Tom Stoppard, “My whole life is waiting for the questions
to which I have prepared answers”.
Some such
quotes shake up the thought process and stir us to reflect on our past, present
and future and end up setting us to question lot of things in the process.
1. Oh what a
quote from Tom Stoppard, “My whole life is waiting for the questions to which I
have prepared answers”.
2. Excellent
and I used to say these in my adolescent life but then slowly life's
experiences splashed the scent of humility on me [I use the word scent because
we are not sure which letter is silent in ‘scent’ either the‘s’ or ‘c’] and
humility too lingers only temporarily like a whiff of scent till the pungent
fragrances of ego, prosperity, popularity and so on drive it away or subdue it
or place it in abeyance.
3. Slowly after
that I started seeking answers to many things and at some point realized the
meaning of also awaiting questions for some answers probably because as Ram
Dass says, “Across planes of
consciousness, we have to live with the paradox that opposite things can be
simultaneously true.”
4. However, I
never failed nor still fail to question anything as I feel that educates me in
a way and also help me to get better clarity, not necessarily acceptance or approval
or rejection or refusal as Rainer Maria Rilke says, “I beg you… to have
patience with everything unresolved in your heart and try to love the questions
themselves as if they were locked rooms or books written in a very foreign
language. Don’t search for the answers, which could not be given to you now,
because you would not be able to live them. And the point is, to live
everything. Live the questions now. Perhaps then, someday far in the future,
you will gradually, without even noticing it, live your way into the answer.”

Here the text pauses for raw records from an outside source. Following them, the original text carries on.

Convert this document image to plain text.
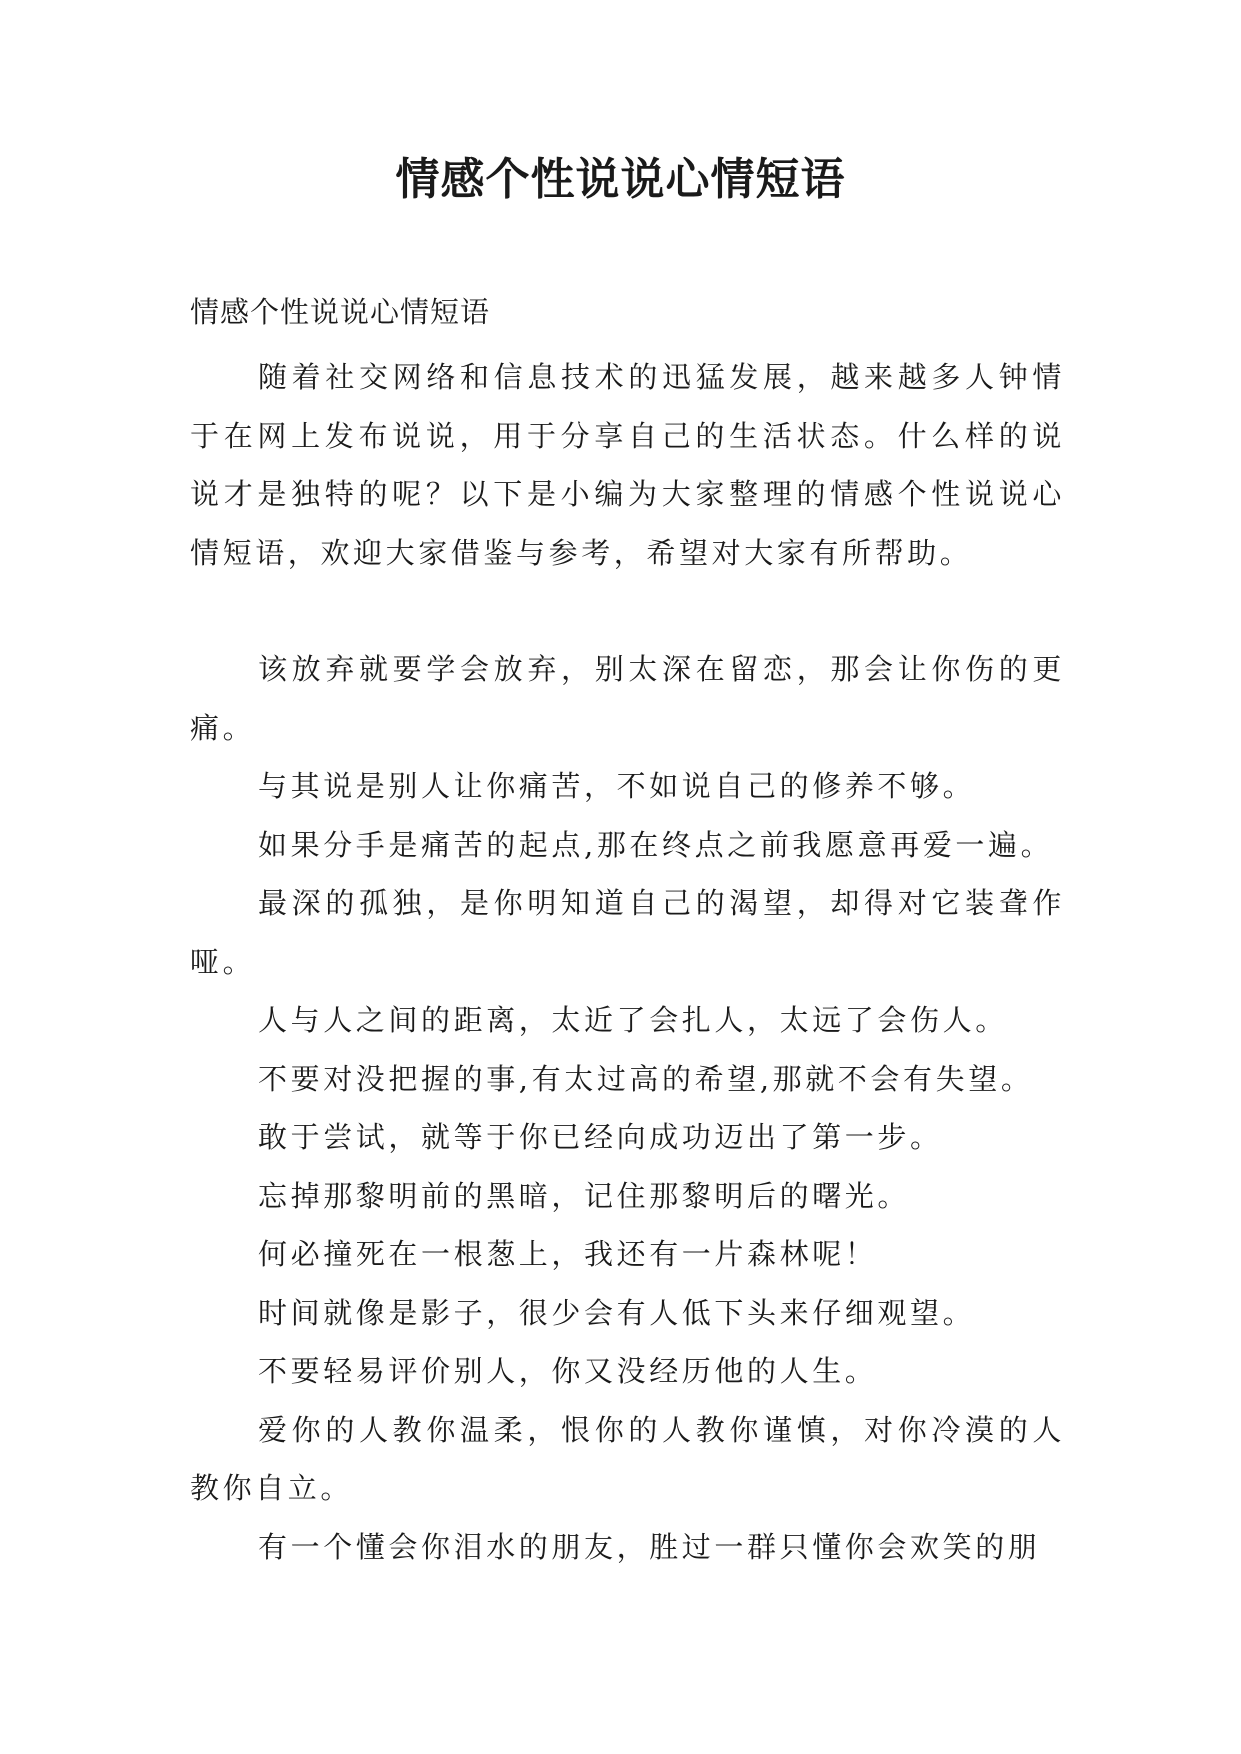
情感个性说说心情短语
情感个性说说心情短语

随着社交网络和信息技术的迅猛发展，越来越多人钟情于在网上发布说说，用于分享自己的生活状态。什么样的说说才是独特的呢？以下是小编为大家整理的情感个性说说心情短语，欢迎大家借鉴与参考，希望对大家有所帮助。

该放弃就要学会放弃，别太深在留恋，那会让你伤的更痛。

与其说是别人让你痛苦，不如说自己的修养不够。

如果分手是痛苦的起点,那在终点之前我愿意再爱一遍。

最深的孤独，是你明知道自己的渴望，却得对它装聋作哑。

人与人之间的距离，太近了会扎人，太远了会伤人。

不要对没把握的事,有太过高的希望,那就不会有失望。

敢于尝试，就等于你已经向成功迈出了第一步。

忘掉那黎明前的黑暗，记住那黎明后的曙光。

何必撞死在一根葱上，我还有一片森林呢！

时间就像是影子，很少会有人低下头来仔细观望。

不要轻易评价别人，你又没经历他的人生。

爱你的人教你温柔，恨你的人教你谨慎，对你冷漠的人教你自立。

有一个懂会你泪水的朋友，胜过一群只懂你会欢笑的朋
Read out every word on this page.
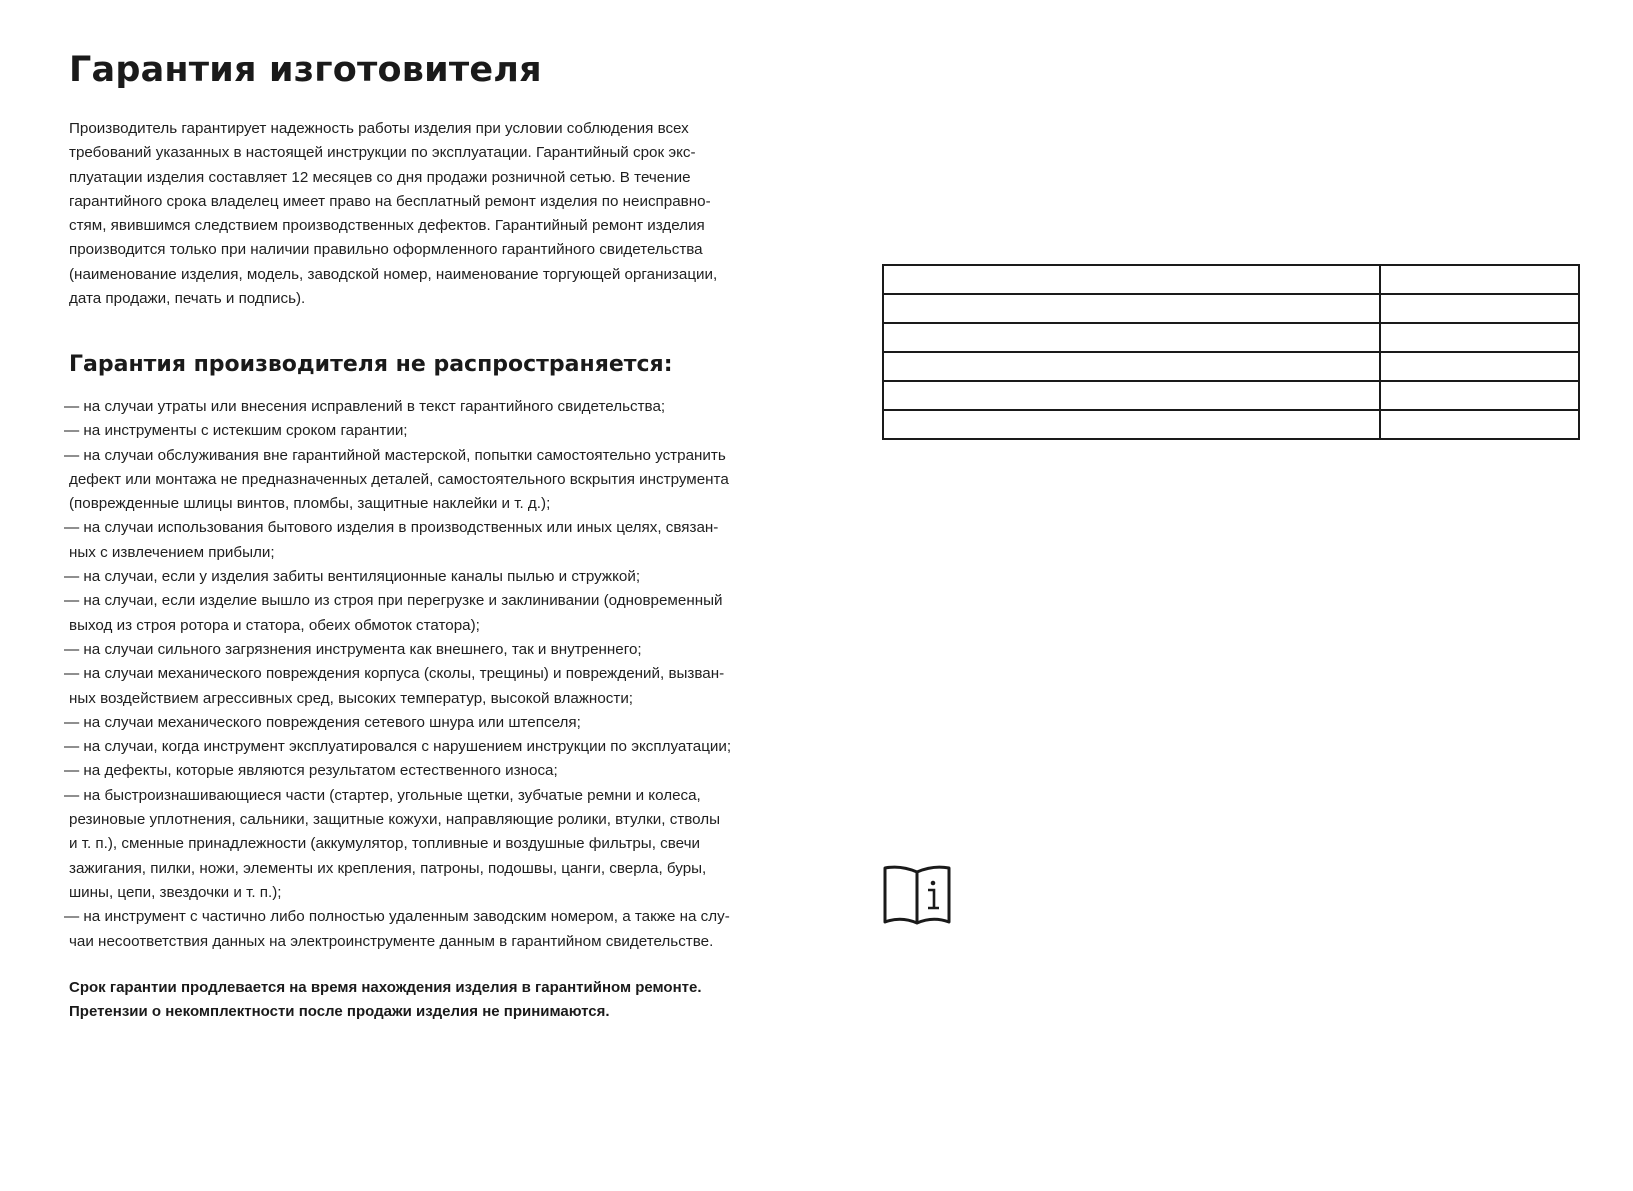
Гарантия изготовителя
Производитель гарантирует надежность работы изделия при условии соблюдения всех
требований указанных в настоящей инструкции по эксплуатации. Гарантийный срок экс-
плуатации изделия составляет 12 месяцев со дня продажи розничной сетью. В течение
гарантийного срока владелец имеет право на бесплатный ремонт изделия по неисправно-
стям, явившимся следствием производственных дефектов. Гарантийный ремонт изделия
производится только при наличии правильно оформленного гарантийного свидетельства
(наименование изделия, модель, заводской номер, наименование торгующей организации,
дата продажи, печать и подпись).
Гарантия производителя не распространяется:
— на случаи утраты или внесения исправлений в текст гарантийного свидетельства;
— на инструменты с истекшим сроком гарантии;
— на случаи обслуживания вне гарантийной мастерской, попытки самостоятельно устранить
дефект или монтажа не предназначенных деталей, самостоятельного вскрытия инструмента
(поврежденные шлицы винтов, пломбы, защитные наклейки и т. д.);
— на случаи использования бытового изделия в производственных или иных целях, связан-
ных с извлечением прибыли;
— на случаи, если у изделия забиты вентиляционные каналы пылью и стружкой;
— на случаи, если изделие вышло из строя при перегрузке и заклинивании (одновременный
выход из строя ротора и статора, обеих обмоток статора);
— на случаи сильного загрязнения инструмента как внешнего, так и внутреннего;
— на случаи механического повреждения корпуса (сколы, трещины) и повреждений, вызван-
ных воздействием агрессивных сред, высоких температур, высокой влажности;
— на случаи механического повреждения сетевого шнура или штепселя;
— на случаи, когда инструмент эксплуатировался с нарушением инструкции по эксплуатации;
— на дефекты, которые являются результатом естественного износа;
— на быстроизнашивающиеся части (стартер, угольные щетки, зубчатые ремни и колеса,
резиновые уплотнения, сальники, защитные кожухи, направляющие ролики, втулки, стволы
и т. п.), сменные принадлежности (аккумулятор, топливные и воздушные фильтры, свечи
зажигания, пилки, ножи, элементы их крепления, патроны, подошвы, цанги, сверла, буры,
шины, цепи, звездочки и т. п.);
— на инструмент с частично либо полностью удаленным заводским номером, а также на слу-
чаи несоответствия данных на электроинструменте данным в гарантийном свидетельстве.
Срок гарантии продлевается на время нахождения изделия в гарантийном ремонте.
Претензии о некомплектности после продажи изделия не принимаются.
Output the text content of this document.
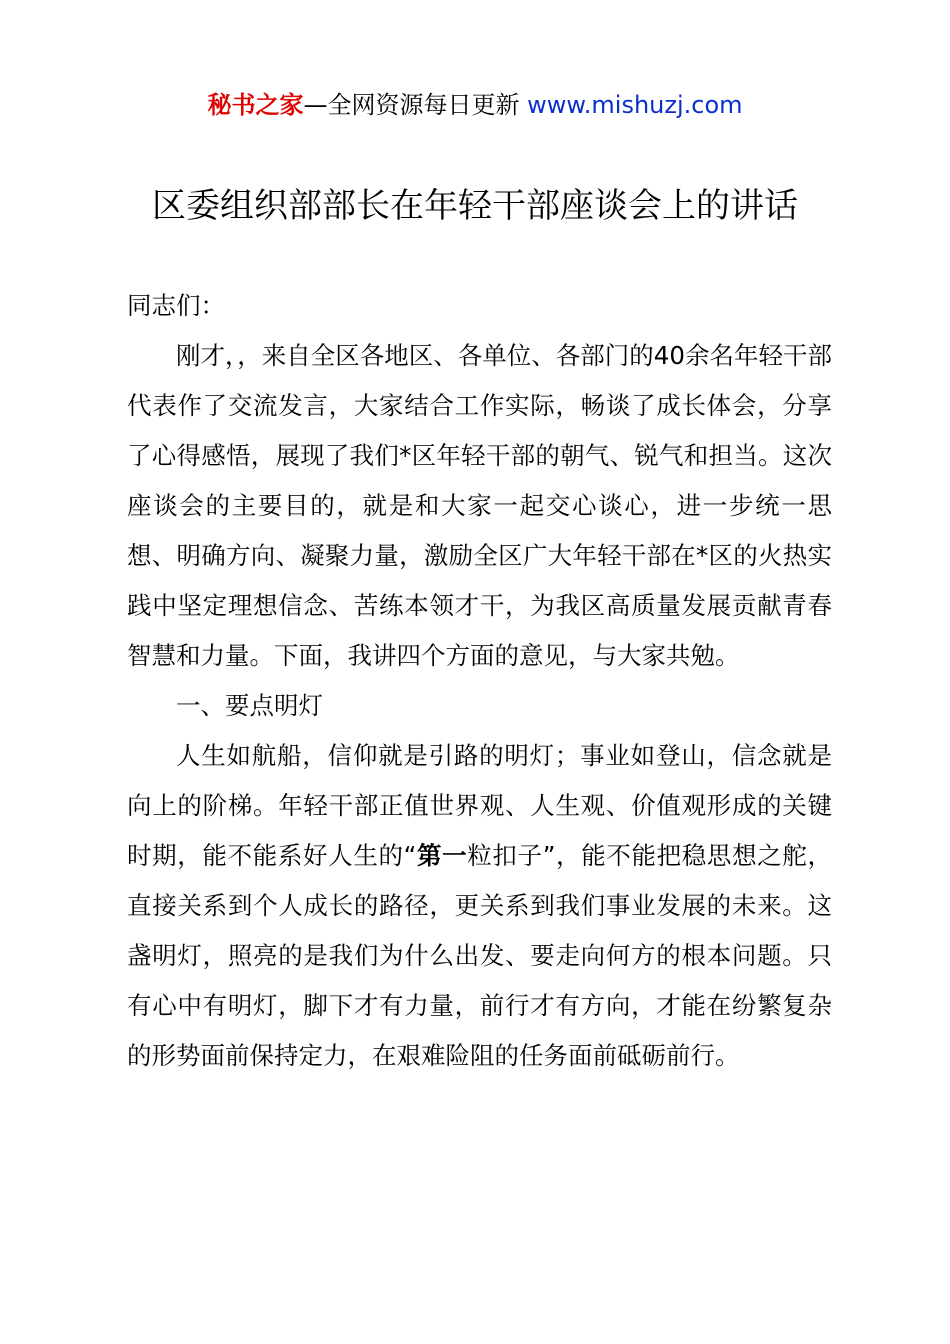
秘书之家—全网资源每日更新 www.mishuzj.com
区委组织部部长在年轻干部座谈会上的讲话

同志们：

刚才，，来自全区各地区、各单位、各部门的40余名年轻干部代表作了交流发言，大家结合工作实际，畅谈了成长体会，分享了心得感悟，展现了我们*区年轻干部的朝气、锐气和担当。这次座谈会的主要目的，就是和大家一起交心谈心，进一步统一思想、明确方向、凝聚力量，激励全区广大年轻干部在*区的火热实践中坚定理想信念、苦练本领才干，为我区高质量发展贡献青春智慧和力量。下面，我讲四个方面的意见，与大家共勉。

一、要点明灯

人生如航船，信仰就是引路的明灯；事业如登山，信念就是向上的阶梯。年轻干部正值世界观、人生观、价值观形成的关键时期，能不能系好人生的“第一粒扣子”，能不能把稳思想之舵，直接关系到个人成长的路径，更关系到我们事业发展的未来。这盏明灯，照亮的是我们为什么出发、要走向何方的根本问题。只有心中有明灯，脚下才有力量，前行才有方向，才能在纷繁复杂的形势面前保持定力，在艰难险阻的任务面前砥砺前行。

There are certain questions for which one can never get
convincing and satisfactory answers but just ask the question and remain silent
because they have to be realized or felt as indicated in Tirumoolar
Tirumanthiram in a verse titled, Kelvi ketu amidhal’
Even Voltaire said, “Four thousand volumes of
metaphysics will not teach us what the soul is”.
Then ultimately I realize the immense value of this
statement.
विद्या ददाति विनयं विनयाद्याति पात्रताम् ।
पात्रत्वाद्धनमाप्नोति धनाद्धर्मं ततः सुखम् ॥ ५ ॥
vidyA dadAti vinayaM, vinayAdyAti pAtratAM |
pAtratvAddhanamApnoti, dhanAddharmaMtataH sukhaM || 5 ||
pAtratvAddhanamApnoti, dhanAddharmaMtataH sukhaM || 5 ||
(true/complete) knowledge gives discipline [humility], from
discipline [humility] comes worthiness, from worthiness one gets wealth, from
wealth (one does) good deeds, from that (comes) joy.